DOSH is in the midst of making OSCHIM mandatory by amending the Occupational Safety and Health Act (OSHA) 1994 to include it. This motion is expected to be tabled in parliament on October 2018.
In preparation for this, CIDB is currently carrying out nationwide road shows to educated and engage with the industry about OSHCIM before its actual introduction.
Harsher punishments or better prevention?
While having better safety regulations and mandated better operation practices will definitely help make our construction zones a safer place, it will not necessarily mean that players will end up adhering to the new procedures and regulations as often times it is more cost and time effective not to.
And the incentives to follow rules seem to be low as CIDB’s commissioned study cited that many players do not see the severity of fatal accidents as the level of penalty upon conviction is low.
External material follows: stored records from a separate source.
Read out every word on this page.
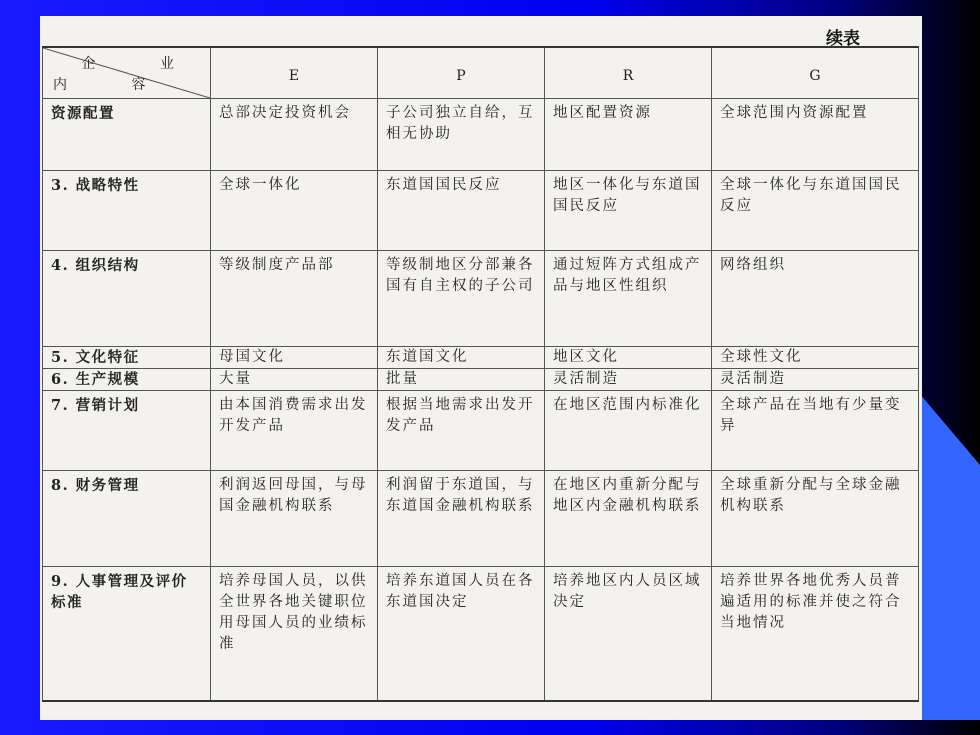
续表
企 业
内 容	E	P	R	G
资源配置	总部决定投资机会	子公司独立自给，互相无协助	地区配置资源	全球范围内资源配置
3. 战略特性	全球一体化	东道国国民反应	地区一体化与东道国国民反应	全球一体化与东道国国民反应
4. 组织结构	等级制度产品部	等级制地区分部兼各国有自主权的子公司	通过短阵方式组成产品与地区性组织	网络组织
5. 文化特征	母国文化	东道国文化	地区文化	全球性文化
6. 生产规模	大量	批量	灵活制造	灵活制造
7. 营销计划	由本国消费需求出发开发产品	根据当地需求出发开发产品	在地区范围内标准化	全球产品在当地有少量变异
8. 财务管理	利润返回母国，与母国金融机构联系	利润留于东道国，与东道国金融机构联系	在地区内重新分配与地区内金融机构联系	全球重新分配与全球金融机构联系
9. 人事管理及评价标准	培养母国人员，以供全世界各地关键职位用母国人员的业绩标准	培养东道国人员在各东道国决定	培养地区内人员区域决定	培养世界各地优秀人员普遍适用的标准并使之符合当地情况
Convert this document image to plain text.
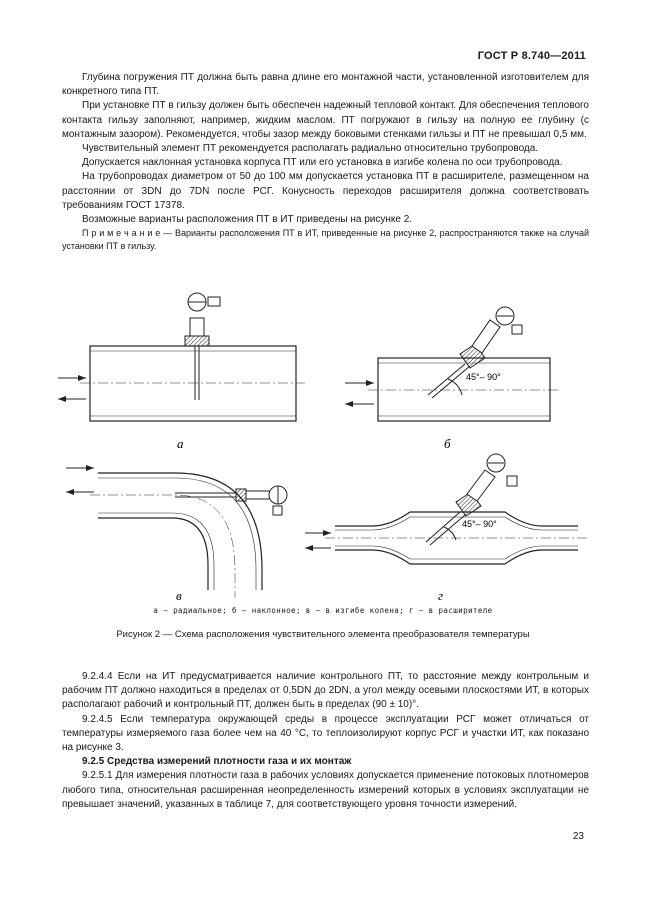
ГОСТ Р 8.740—2011

Глубина погружения ПТ должна быть равна длине его монтажной части, установленной изготовителем для конкретного типа ПТ.

При установке ПТ в гильзу должен быть обеспечен надежный тепловой контакт. Для обеспечения теплового контакта гильзу заполняют, например, жидким маслом. ПТ погружают в гильзу на полную ее глубину (с монтажным зазором). Рекомендуется, чтобы зазор между боковыми стенками гильзы и ПТ не превышал 0,5 мм.

Чувствительный элемент ПТ рекомендуется располагать радиально относительно трубопровода.

Допускается наклонная установка корпуса ПТ или его установка в изгибе колена по оси трубопровода.

На трубопроводах диаметром от 50 до 100 мм допускается установка ПТ в расширителе, размещенном на расстоянии от 3DN до 7DN после РСГ. Конусность переходов расширителя должна соответствовать требованиям ГОСТ 17378.

Возможные варианты расположения ПТ в ИТ приведены на рисунке 2.

П р и м е ч а н и е — Варианты расположения ПТ в ИТ, приведенные на рисунке 2, распространяются также на случай установки ПТ в гильзу.

а
45°– 90°
б
в
45°– 90°
г
а — радиальное; б — наклонное; в — в изгибе колена; г — в расширителе
Рисунок 2 — Схема расположения чувствительного элемента преобразователя температуры

9.2.4.4 Если на ИТ предусматривается наличие контрольного ПТ, то расстояние между контрольным и рабочим ПТ должно находиться в пределах от 0,5DN до 2DN, а угол между осевыми плоскостями ИТ, в которых располагают рабочий и контрольный ПТ, должен быть в пределах (90 ± 10)°.

9.2.4.5 Если температура окружающей среды в процессе эксплуатации РСГ может отличаться от температуры измеряемого газа более чем на 40 °С, то теплоизолируют корпус РСГ и участки ИТ, как показано на рисунке 3.

9.2.5 Средства измерений плотности газа и их монтаж

9.2.5.1 Для измерения плотности газа в рабочих условиях допускается применение потоковых плотномеров любого типа, относительная расширенная неопределенность измерений которых в условиях эксплуатации не превышает значений, указанных в таблице 7, для соответствующего уровня точности измерений.

23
When asked if the industry might see harsher punishments to deter this, Baru said, “Harsher punishment is one of the mechanisms of enforcement. However, as the saying goes, prevention is better than cure, and CIDB is actively investing in awareness and educating construction players to adopt its safety and quality assessments.
“These are the Safety and Health Assessment System in Construction, and (SHASSIC) Quality Assessment System in Construction (QLASSIC).”
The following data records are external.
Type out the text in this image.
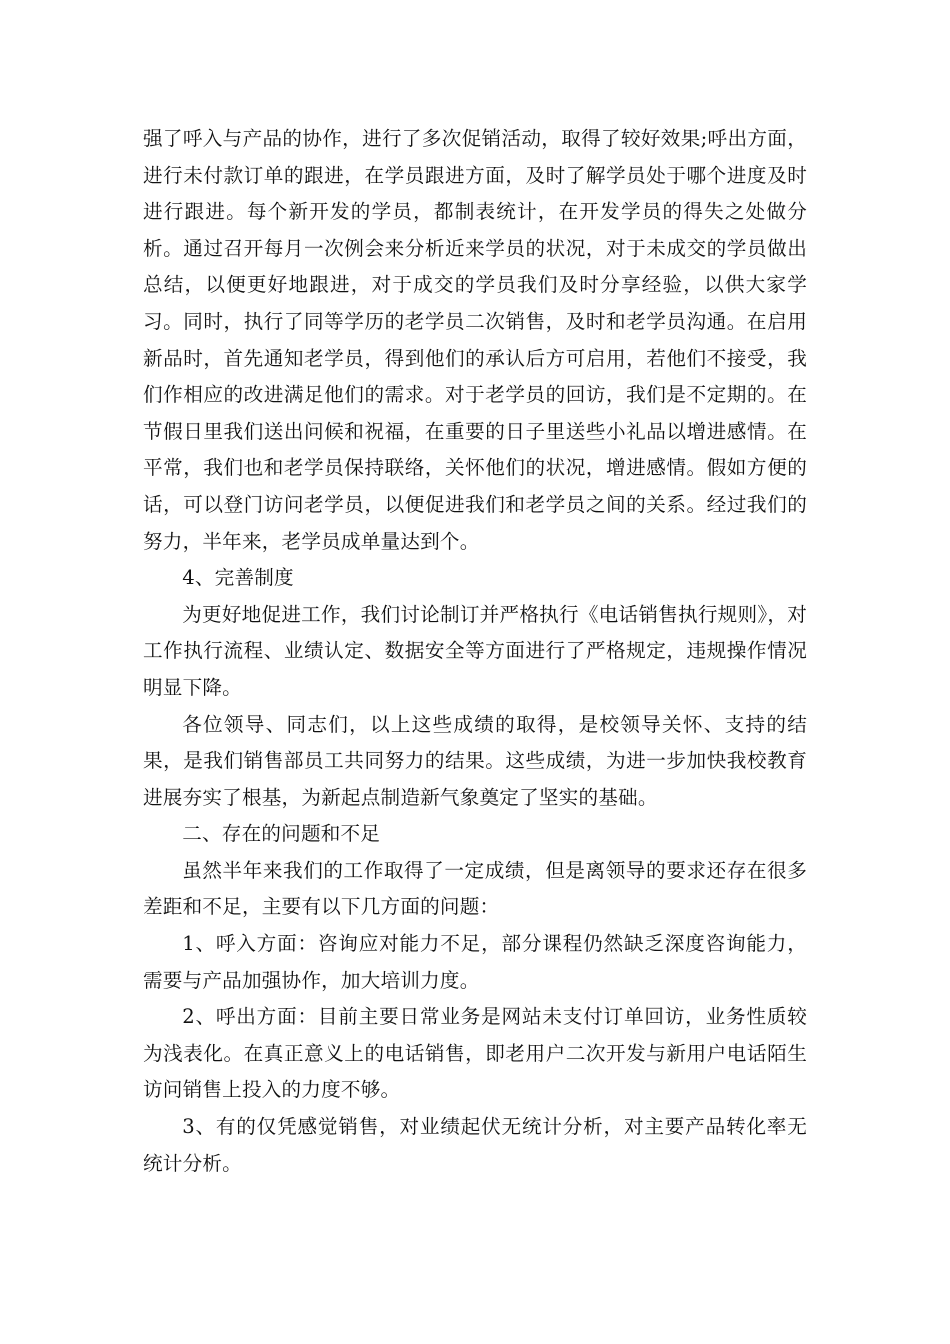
强了呼入与产品的协作，进行了多次促销活动，取得了较好效果;呼出方面，进行未付款订单的跟进，在学员跟进方面，及时了解学员处于哪个进度及时进行跟进。每个新开发的学员，都制表统计，在开发学员的得失之处做分析。通过召开每月一次例会来分析近来学员的状况，对于未成交的学员做出总结，以便更好地跟进，对于成交的学员我们及时分享经验，以供大家学习。同时，执行了同等学历的老学员二次销售，及时和老学员沟通。在启用新品时，首先通知老学员，得到他们的承认后方可启用，若他们不接受，我们作相应的改进满足他们的需求。对于老学员的回访，我们是不定期的。在节假日里我们送出问候和祝福，在重要的日子里送些小礼品以增进感情。在平常，我们也和老学员保持联络，关怀他们的状况，增进感情。假如方便的话，可以登门访问老学员，以便促进我们和老学员之间的关系。经过我们的努力，半年来，老学员成单量达到个。

4、完善制度

为更好地促进工作，我们讨论制订并严格执行《电话销售执行规则》，对工作执行流程、业绩认定、数据安全等方面进行了严格规定，违规操作情况明显下降。

各位领导、同志们，以上这些成绩的取得，是校领导关怀、支持的结果，是我们销售部员工共同努力的结果。这些成绩，为进一步加快我校教育进展夯实了根基，为新起点制造新气象奠定了坚实的基础。

二、存在的问题和不足

虽然半年来我们的工作取得了一定成绩，但是离领导的要求还存在很多差距和不足，主要有以下几方面的问题：

1、呼入方面：咨询应对能力不足，部分课程仍然缺乏深度咨询能力，需要与产品加强协作，加大培训力度。

2、呼出方面：目前主要日常业务是网站未支付订单回访，业务性质较为浅表化。在真正意义上的电话销售，即老用户二次开发与新用户电话陌生访问销售上投入的力度不够。

3、有的仅凭感觉销售，对业绩起伏无统计分析，对主要产品转化率无统计分析。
According to Baru, the SHASSIC system will assess and evaluate the safety and health performance of a contractor in construction projects while the QLASSIC will measure and evaluate the quality of workmanship of a worker based on the relevant approved standard – Construction Industry Standard – CIS 7:2006.
Rather than punishing players for not adhering to rules, Baru explains that the two systems would work better in ensuring rules are met as they would become a quality rating which will be a prerequisite for permit issuance to stimulate demand for quality rated buildings.
“Hence, QLASSIC will improve the quality standards in the construction industry as this system assesses contractor workmanship and broader quality assurance for construction of buildings.
“Also, we reckon that QLASSIC assessments also should be expanded to cover Structural and Mechanical & Electrical (M&E) works as this will lead to improvements in the quality of contractors and the overall construction work,” he said.
Although it is a monumental task to address every single challenge, Baru Bian said the ministry has put in place a solid work plan to ensure our home ground construction industry is developed and sustainable.
The ministry through its three agencies — namely Public Works Departments (PWD), Construction Industry Development Board (CIDB), Malaysia Highway Authority (MHA) and 3 Professional Boards (Board of Architects, Board of Engineers, Board of Quantity Surveying) — are commited in propelling the initiatives and mechanisms under the Construction Industry Transformation Programmes.